DIAGNOSTICS, cilt.15, sa.16, ss.1997, 2025 (SCI-Expanded)

  • Yayın Türü: Makale / Tam Makale
  • Cilt numarası: 15 Sayı: 16
  • Basım Tarihi: 2025
  • Doi Numarası: 10.3390/diagnostics15161997
  • Dergi Adı: DIAGNOSTICS
  • Derginin Tarandığı İndeksler: Science Citation Index Expanded (SCI-EXPANDED), Scopus, Academic Search Premier, EMBASE, INSPEC, Directory of Open Access Journals
  • Sayfa Sayıları: ss.1997
  • Eskişehir Osmangazi Üniversitesi Adresli: Evet

Özet

Background/Objectives: Clinicians routinely rely on periapical radiographs to identify root-end disease, but interpretation errors and inconsistent readings compromise diagnostic accuracy.

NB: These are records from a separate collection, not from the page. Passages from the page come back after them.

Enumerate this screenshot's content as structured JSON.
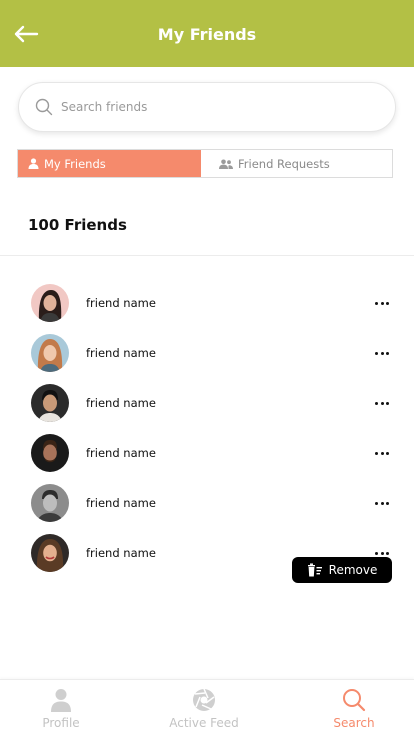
{
  "header": {
    "title": "My Friends"
  },
  "search": {
    "placeholder": "Search friends"
  },
  "tabs": [
    {
      "label": "My Friends",
      "active": true
    },
    {
      "label": "Friend Requests",
      "active": false
    }
  ],
  "friends_count": "100 Friends",
  "friends": [
    {
      "name": "friend name"
    },
    {
      "name": "friend name"
    },
    {
      "name": "friend name"
    },
    {
      "name": "friend name"
    },
    {
      "name": "friend name"
    },
    {
      "name": "friend name"
    }
  ],
  "remove_popup": {
    "label": "Remove"
  },
  "bottom_nav": [
    {
      "label": "Profile",
      "icon": "person-icon",
      "active": false
    },
    {
      "label": "Active Feed",
      "icon": "aperture-icon",
      "active": false
    },
    {
      "label": "Search",
      "icon": "search-icon",
      "active": true
    }
  ],
  "colors": {
    "header_bg": "#b3c045",
    "accent": "#f58a6c"
  }
}
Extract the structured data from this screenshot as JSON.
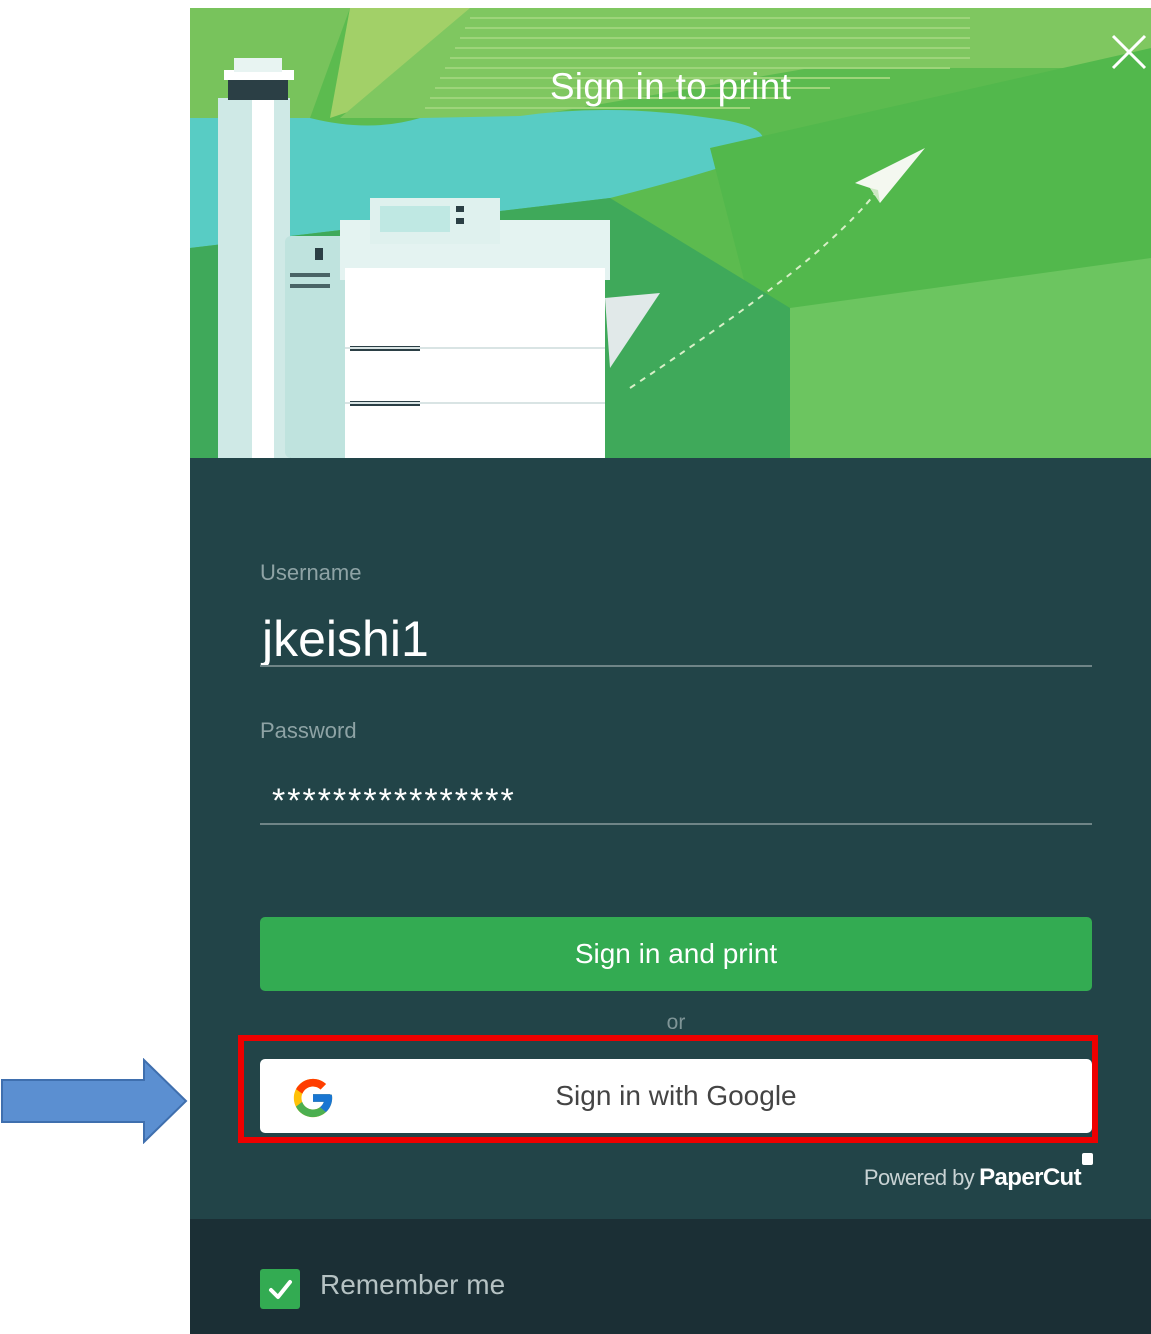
{
  "dialog": {
    "title": "Sign in to print",
    "close_icon": "close-icon"
  },
  "form": {
    "username_label": "Username",
    "username_value": "jkeishi1",
    "password_label": "Password",
    "password_value": "****************"
  },
  "actions": {
    "sign_in_label": "Sign in and print",
    "or_label": "or",
    "google_label": "Sign in with Google",
    "google_icon": "google-g-icon"
  },
  "branding": {
    "powered_prefix": "Powered by",
    "powered_brand": "PaperCut"
  },
  "footer": {
    "remember_label": "Remember me",
    "remember_checked": true
  },
  "colors": {
    "panel": "#224448",
    "footer": "#1b2f35",
    "primary_button": "#33ab52",
    "highlight": "#ee0000",
    "annotation_arrow": "#5b8fd1"
  }
}
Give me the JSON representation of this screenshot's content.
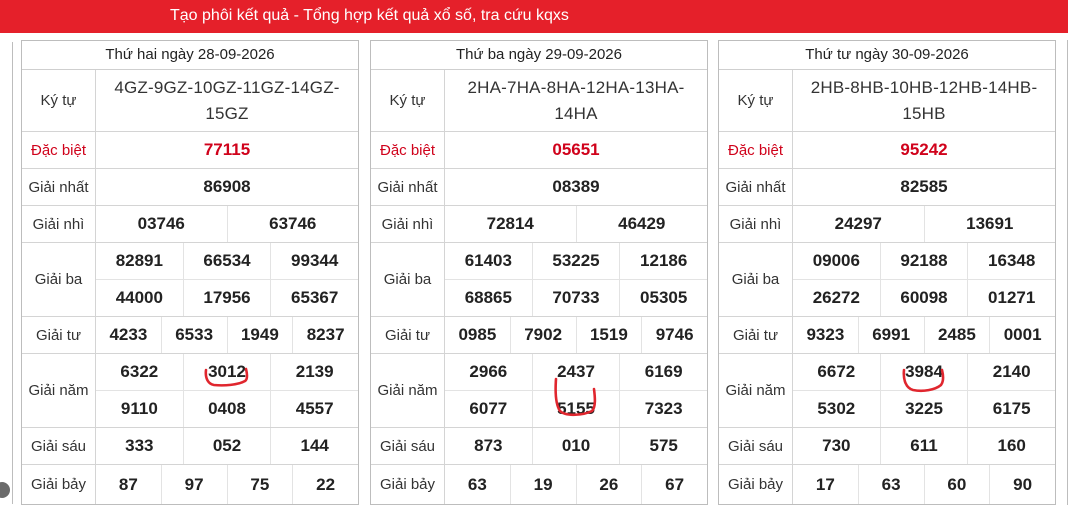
{
  "header": {
    "title": "Tạo phôi kết quả - Tổng hợp kết quả xổ số, tra cứu kqxs"
  },
  "labels": {
    "kytu": "Ký tự",
    "db": "Đặc biệt",
    "g1": "Giải nhất",
    "g2": "Giải nhì",
    "g3": "Giải ba",
    "g4": "Giải tư",
    "g5": "Giải năm",
    "g6": "Giải sáu",
    "g7": "Giải bảy"
  },
  "colors": {
    "brand_red": "#e5202a",
    "special_red": "#d0021b",
    "scribble_red": "#e0262e"
  },
  "panels": [
    {
      "date": "Thứ hai ngày 28-09-2026",
      "kytu": "4GZ-9GZ-10GZ-11GZ-14GZ-15GZ",
      "db": "77115",
      "g1": "86908",
      "g2": [
        "03746",
        "63746"
      ],
      "g3": [
        "82891",
        "66534",
        "99344",
        "44000",
        "17956",
        "65367"
      ],
      "g4": [
        "4233",
        "6533",
        "1949",
        "8237"
      ],
      "g5": [
        "6322",
        "3012",
        "2139",
        "9110",
        "0408",
        "4557"
      ],
      "g6": [
        "333",
        "052",
        "144"
      ],
      "g7": [
        "87",
        "97",
        "75",
        "22"
      ]
    },
    {
      "date": "Thứ ba ngày 29-09-2026",
      "kytu": "2HA-7HA-8HA-12HA-13HA-14HA",
      "db": "05651",
      "g1": "08389",
      "g2": [
        "72814",
        "46429"
      ],
      "g3": [
        "61403",
        "53225",
        "12186",
        "68865",
        "70733",
        "05305"
      ],
      "g4": [
        "0985",
        "7902",
        "1519",
        "9746"
      ],
      "g5": [
        "2966",
        "2437",
        "6169",
        "6077",
        "5155",
        "7323"
      ],
      "g6": [
        "873",
        "010",
        "575"
      ],
      "g7": [
        "63",
        "19",
        "26",
        "67"
      ]
    },
    {
      "date": "Thứ tư ngày 30-09-2026",
      "kytu": "2HB-8HB-10HB-12HB-14HB-15HB",
      "db": "95242",
      "g1": "82585",
      "g2": [
        "24297",
        "13691"
      ],
      "g3": [
        "09006",
        "92188",
        "16348",
        "26272",
        "60098",
        "01271"
      ],
      "g4": [
        "9323",
        "6991",
        "2485",
        "0001"
      ],
      "g5": [
        "6672",
        "3984",
        "2140",
        "5302",
        "3225",
        "6175"
      ],
      "g6": [
        "730",
        "611",
        "160"
      ],
      "g7": [
        "17",
        "63",
        "60",
        "90"
      ]
    }
  ]
}
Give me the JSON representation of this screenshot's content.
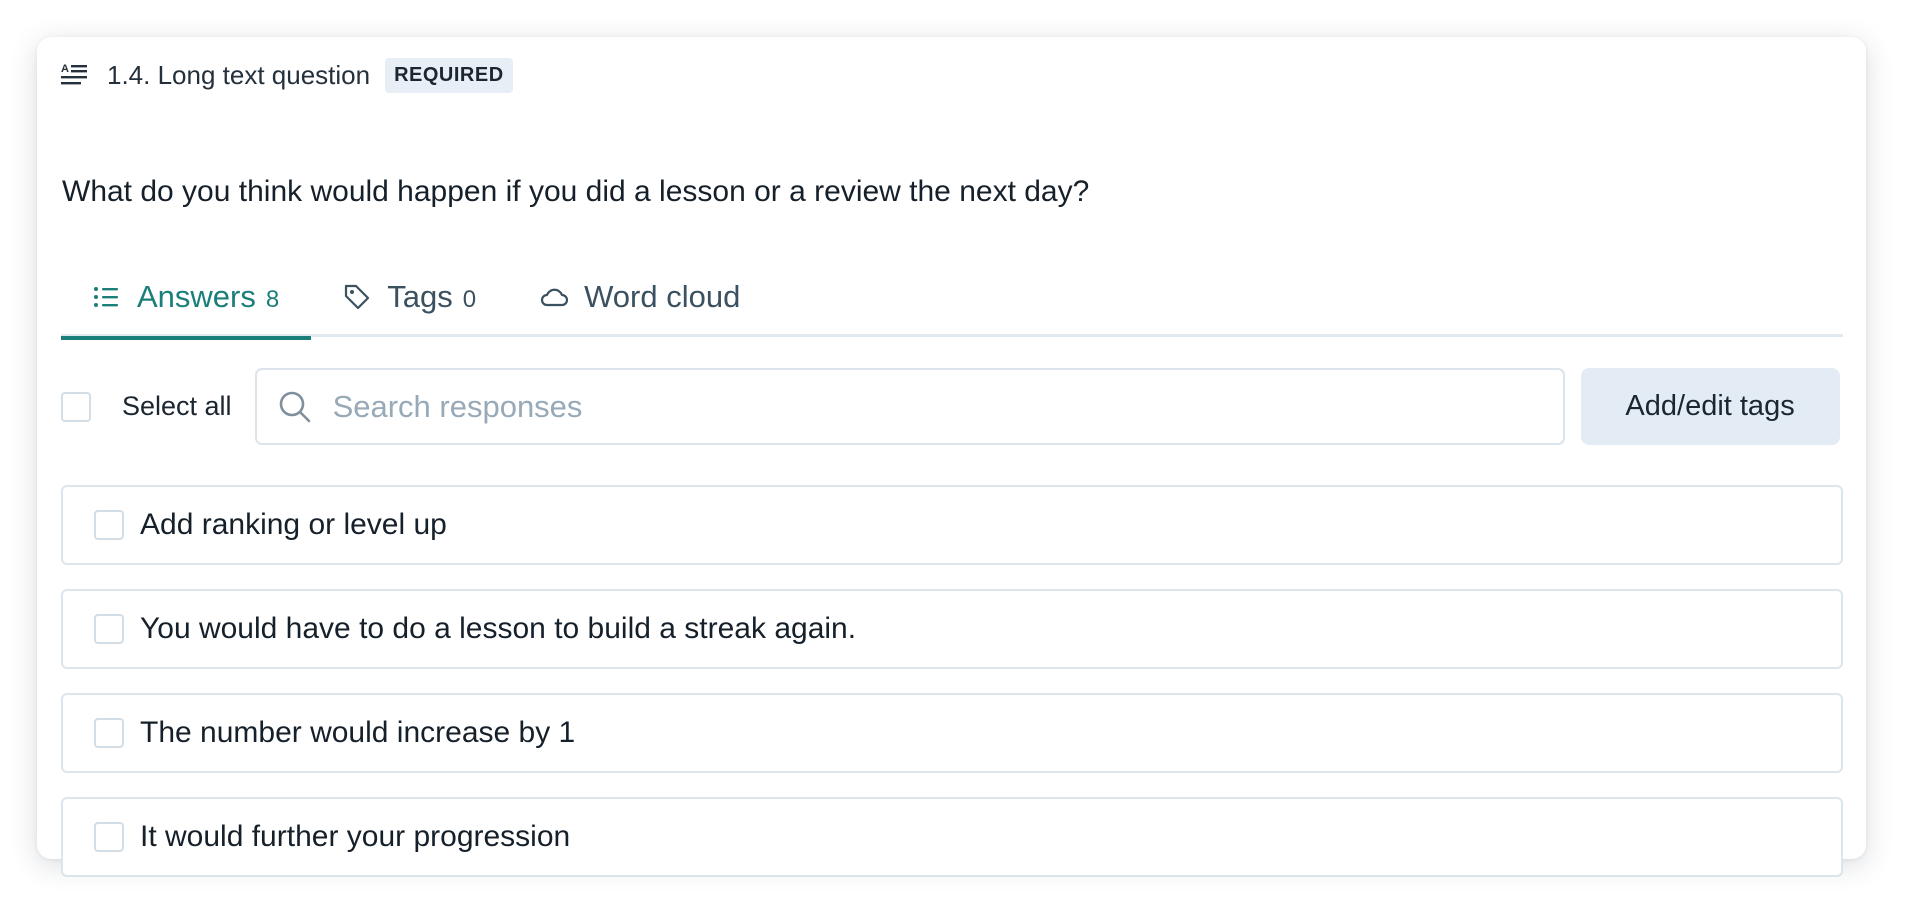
{
  "question": {
    "number_title": "1.4. Long text question",
    "badge": "REQUIRED",
    "text": "What do you think would happen if you did a lesson or a review the next day?",
    "type_icon": "long-text-icon"
  },
  "tabs": [
    {
      "label": "Answers",
      "count": "8",
      "icon": "list-icon",
      "active": true
    },
    {
      "label": "Tags",
      "count": "0",
      "icon": "tag-icon",
      "active": false
    },
    {
      "label": "Word cloud",
      "count": "",
      "icon": "cloud-icon",
      "active": false
    }
  ],
  "toolbar": {
    "select_all_label": "Select all",
    "search_placeholder": "Search responses",
    "search_value": "",
    "tags_button_label": "Add/edit tags"
  },
  "answers": [
    {
      "text": "Add ranking or level up"
    },
    {
      "text": "You would have to do a lesson to build a streak again."
    },
    {
      "text": "The number would increase by 1"
    },
    {
      "text": "It would further your progression"
    }
  ],
  "colors": {
    "accent": "#1b7f79",
    "tab_text": "#3b5160",
    "badge_bg": "#e7eef6",
    "button_bg": "#e3ecf5",
    "border": "#dbe5ee",
    "placeholder": "#98a9b7"
  }
}
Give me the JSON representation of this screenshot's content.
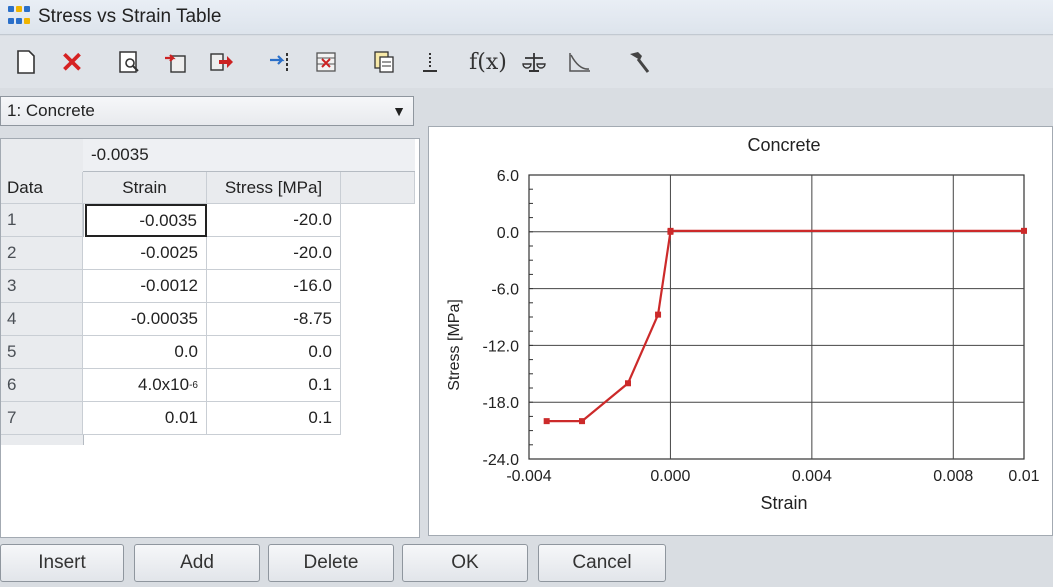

We, therefore, developed an explainable, multimodal AI framework that (i) fuses two data modalities, deep CNN embeddings and radiomic texture descriptors that are extracted only from lesion-relevant pixels selected by Grad-CAM, and (ii) makes every prediction transparent through dual-layer explainability (pixel-level Grad-CAM heatmaps + feature-level SHAP values). Methods: A dataset of 2285 periapical radiographs was processed using six CNN architectures (EfficientNet-B1/B4/V2M/V2S, ResNet-50, Xception). For each image, a Grad-CAM heatmap generated from the penultimate layer of the CNN was thresholded to create a binary mask that delineated the region most responsible for the network’s decision. Radiomic features (first-order, GLCM, GLRLM, GLDM, NGTDM, and shape2D) were then computed only within that mask, ensuring that handcrafted descriptors and learned embeddings referred to the same anatomic focus. The two feature streams were concatenated, optionally reduced by principal component analysis or SelectKBest, and fed to random forest or XGBoost classifiers; five-view test-time augmentation (TTA) was applied at inference. Pixel-level interpretability was provided by the original Grad-CAM, while SHAP quantified the contribution of each radiomic and deep feature to the final vote. Results: Raw CNNs achieved around  52% accuracy and AUC values near 0.60. The multimodal fusion raised performance dramatically; the Xception + radiomics + random forest model achieved a 95.4% accuracy and an AUC of 0.9867, and adding TTA increased these to 96.3% and 0.9917, respectively. The top ensemble, Xception and EfficientNet-V2S fusion vectors classified with XGBoost under five-view TTA, reached a 97.16% accuracy and an AUC of 0.9914, with false-positive and false-negative rates of 4.6% and 0.9%, respectively. Grad-CAM heatmaps consistently highlighted periapical regions, while SHAP plots revealed that radiomic texture heterogeneity and high-level CNN features jointly contributed to correct classifications. Conclusions: By tightly integrating CNN embeddings, mask-targeted radiomics, and a two-tiered explainability stack (Grad-CAM + SHAP), the proposed system delivers state-of-the-art lesion detection and a transparent technique, addressing both accuracy and trust.